The Catholic Thing:
When a Catholic goes into a Protestant church, he will often notice a cross or crosses, but usually without a corpus. Catholic churches almost always have a crucifix; Orthodox churches also, but sometimes two-dimensional rather than three-dimensional. Some Catholic churches are noted for very graphic depictions of the wounds and suffering features of Christ crucified. This may give us an indication of the uniquely Catholic perspective on suffering.
Reading the lives of many Catholic saints, one finds them not only accepting suffering, or resigned to suffering, but desirous of it, seeking it proactively, asking for more. For example, the three little children to whom Our Lady appeared at Fatima, began to seek suffering, after Mary revealed to them that “many souls go to hell because there is no one to sacrifice themselves and pray for them.”
Little Jacinta (now St. Jacinta) outdid the other children in seeking voluntary sacrifices and suffering, until Our Lady appeared to her and told her to moderate some of her practices. St. Ignatius advised his followers, “Do you want to become a great saint? Ask God to send you many sufferings.”
A psychiatrist would see masochism in such desire for suffering. But masochism is a love of suffering for its own sake, while the sufferings sought by the saints are motivated by love, by a desire to join with Christ in the redemptive suffering that brings the graces of conversion to sinners, and perseverance to the weak.

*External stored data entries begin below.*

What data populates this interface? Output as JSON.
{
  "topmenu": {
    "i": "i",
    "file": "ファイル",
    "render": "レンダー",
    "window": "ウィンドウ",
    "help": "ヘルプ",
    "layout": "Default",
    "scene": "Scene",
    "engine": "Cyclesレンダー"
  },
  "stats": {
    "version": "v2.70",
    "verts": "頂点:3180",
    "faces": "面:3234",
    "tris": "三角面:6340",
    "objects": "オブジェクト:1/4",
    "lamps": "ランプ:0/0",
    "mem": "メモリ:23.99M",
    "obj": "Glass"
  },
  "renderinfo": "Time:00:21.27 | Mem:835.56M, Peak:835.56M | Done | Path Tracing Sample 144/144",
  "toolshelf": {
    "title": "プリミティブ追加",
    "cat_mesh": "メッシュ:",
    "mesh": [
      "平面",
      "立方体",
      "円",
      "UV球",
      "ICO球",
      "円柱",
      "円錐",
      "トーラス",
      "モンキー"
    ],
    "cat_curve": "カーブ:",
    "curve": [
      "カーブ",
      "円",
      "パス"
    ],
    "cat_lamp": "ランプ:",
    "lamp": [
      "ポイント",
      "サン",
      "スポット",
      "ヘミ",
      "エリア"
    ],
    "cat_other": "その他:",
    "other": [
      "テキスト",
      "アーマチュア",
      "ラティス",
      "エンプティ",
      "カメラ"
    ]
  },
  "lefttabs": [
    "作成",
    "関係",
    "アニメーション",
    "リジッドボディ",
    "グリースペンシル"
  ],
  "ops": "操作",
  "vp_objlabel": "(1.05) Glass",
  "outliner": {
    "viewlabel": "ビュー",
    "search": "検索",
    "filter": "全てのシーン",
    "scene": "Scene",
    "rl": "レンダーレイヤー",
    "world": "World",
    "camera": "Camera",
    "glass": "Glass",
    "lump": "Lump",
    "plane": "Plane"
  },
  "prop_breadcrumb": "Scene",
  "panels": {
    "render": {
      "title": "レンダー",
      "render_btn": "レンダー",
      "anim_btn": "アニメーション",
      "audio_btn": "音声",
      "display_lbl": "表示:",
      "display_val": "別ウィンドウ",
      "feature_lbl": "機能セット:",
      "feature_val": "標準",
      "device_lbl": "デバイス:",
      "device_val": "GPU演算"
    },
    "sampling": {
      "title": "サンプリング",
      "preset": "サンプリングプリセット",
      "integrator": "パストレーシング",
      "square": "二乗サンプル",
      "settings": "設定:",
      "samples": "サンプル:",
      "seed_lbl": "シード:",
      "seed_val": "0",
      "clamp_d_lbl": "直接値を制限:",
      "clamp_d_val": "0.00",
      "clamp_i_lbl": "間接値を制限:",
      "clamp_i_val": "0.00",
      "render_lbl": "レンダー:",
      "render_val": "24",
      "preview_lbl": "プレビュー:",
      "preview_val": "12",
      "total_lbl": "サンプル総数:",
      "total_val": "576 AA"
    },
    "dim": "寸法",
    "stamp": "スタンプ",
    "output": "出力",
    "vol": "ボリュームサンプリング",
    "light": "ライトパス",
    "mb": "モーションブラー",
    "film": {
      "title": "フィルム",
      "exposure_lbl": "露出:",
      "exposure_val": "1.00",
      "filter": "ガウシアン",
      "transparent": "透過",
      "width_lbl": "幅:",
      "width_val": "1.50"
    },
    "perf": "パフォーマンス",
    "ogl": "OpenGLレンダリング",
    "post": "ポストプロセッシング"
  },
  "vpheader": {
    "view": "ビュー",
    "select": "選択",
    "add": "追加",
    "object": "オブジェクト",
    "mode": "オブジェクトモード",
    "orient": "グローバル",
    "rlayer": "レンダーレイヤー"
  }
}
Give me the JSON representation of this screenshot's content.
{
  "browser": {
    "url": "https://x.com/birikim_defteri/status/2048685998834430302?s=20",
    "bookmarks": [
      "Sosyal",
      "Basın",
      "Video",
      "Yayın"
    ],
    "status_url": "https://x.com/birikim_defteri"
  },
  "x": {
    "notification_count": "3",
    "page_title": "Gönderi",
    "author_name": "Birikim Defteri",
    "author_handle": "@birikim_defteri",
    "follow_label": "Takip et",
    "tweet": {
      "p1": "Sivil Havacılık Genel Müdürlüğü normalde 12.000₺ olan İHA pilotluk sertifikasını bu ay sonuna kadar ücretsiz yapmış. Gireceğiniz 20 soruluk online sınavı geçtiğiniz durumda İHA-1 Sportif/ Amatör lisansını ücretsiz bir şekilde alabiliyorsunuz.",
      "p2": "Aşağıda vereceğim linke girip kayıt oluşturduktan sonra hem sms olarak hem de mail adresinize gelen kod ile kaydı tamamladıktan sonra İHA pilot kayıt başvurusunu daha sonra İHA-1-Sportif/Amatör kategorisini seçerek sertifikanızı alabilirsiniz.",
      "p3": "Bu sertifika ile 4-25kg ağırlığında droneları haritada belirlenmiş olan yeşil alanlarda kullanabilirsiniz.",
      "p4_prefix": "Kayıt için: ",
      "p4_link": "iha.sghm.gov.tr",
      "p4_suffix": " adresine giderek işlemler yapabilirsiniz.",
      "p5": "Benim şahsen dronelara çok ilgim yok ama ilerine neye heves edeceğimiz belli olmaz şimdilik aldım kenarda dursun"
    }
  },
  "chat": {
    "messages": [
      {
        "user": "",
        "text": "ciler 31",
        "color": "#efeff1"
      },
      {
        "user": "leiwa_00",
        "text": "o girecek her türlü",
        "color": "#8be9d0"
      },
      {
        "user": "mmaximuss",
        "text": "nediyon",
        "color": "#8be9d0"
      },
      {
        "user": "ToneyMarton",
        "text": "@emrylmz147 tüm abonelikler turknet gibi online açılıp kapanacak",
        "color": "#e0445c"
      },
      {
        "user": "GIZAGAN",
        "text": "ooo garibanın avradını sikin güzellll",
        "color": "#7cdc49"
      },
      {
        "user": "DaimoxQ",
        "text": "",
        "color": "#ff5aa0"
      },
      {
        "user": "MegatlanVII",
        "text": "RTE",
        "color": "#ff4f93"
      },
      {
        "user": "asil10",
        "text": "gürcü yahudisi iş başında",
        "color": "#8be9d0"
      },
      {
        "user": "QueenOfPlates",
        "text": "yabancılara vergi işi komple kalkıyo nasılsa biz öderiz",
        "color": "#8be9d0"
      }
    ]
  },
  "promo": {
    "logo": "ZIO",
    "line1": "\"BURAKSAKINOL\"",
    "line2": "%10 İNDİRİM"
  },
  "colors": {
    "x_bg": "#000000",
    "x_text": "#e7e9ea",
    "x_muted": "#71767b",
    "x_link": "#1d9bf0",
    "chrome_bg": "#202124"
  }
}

St. Paul viewed not only his preaching but his suffering as his essential contribution to building up the Mystical Body of Christ: “I rejoice in my sufferings for your sake, and fill up on my part that which is lacking of the afflictions of Christ in my flesh for his body’s sake, which is the church” (Col. 1:24).
We are steeped in the mystery of the Mystical Body of Christ, where every member is connected in spirit with every other, and one Christian can take it upon himself to pay the penalty for a quagmire of sin that another unwary Christian or “anonymous Christian” has gotten himself into. As Jesus brought about atonement and salvation, so also individual Christians by suffering can atone for the sins of others. Some visionaries among the saints were even given the gift of seeing the fruits of their voluntary sufferings – sinners being converted, souls in purgatory being released.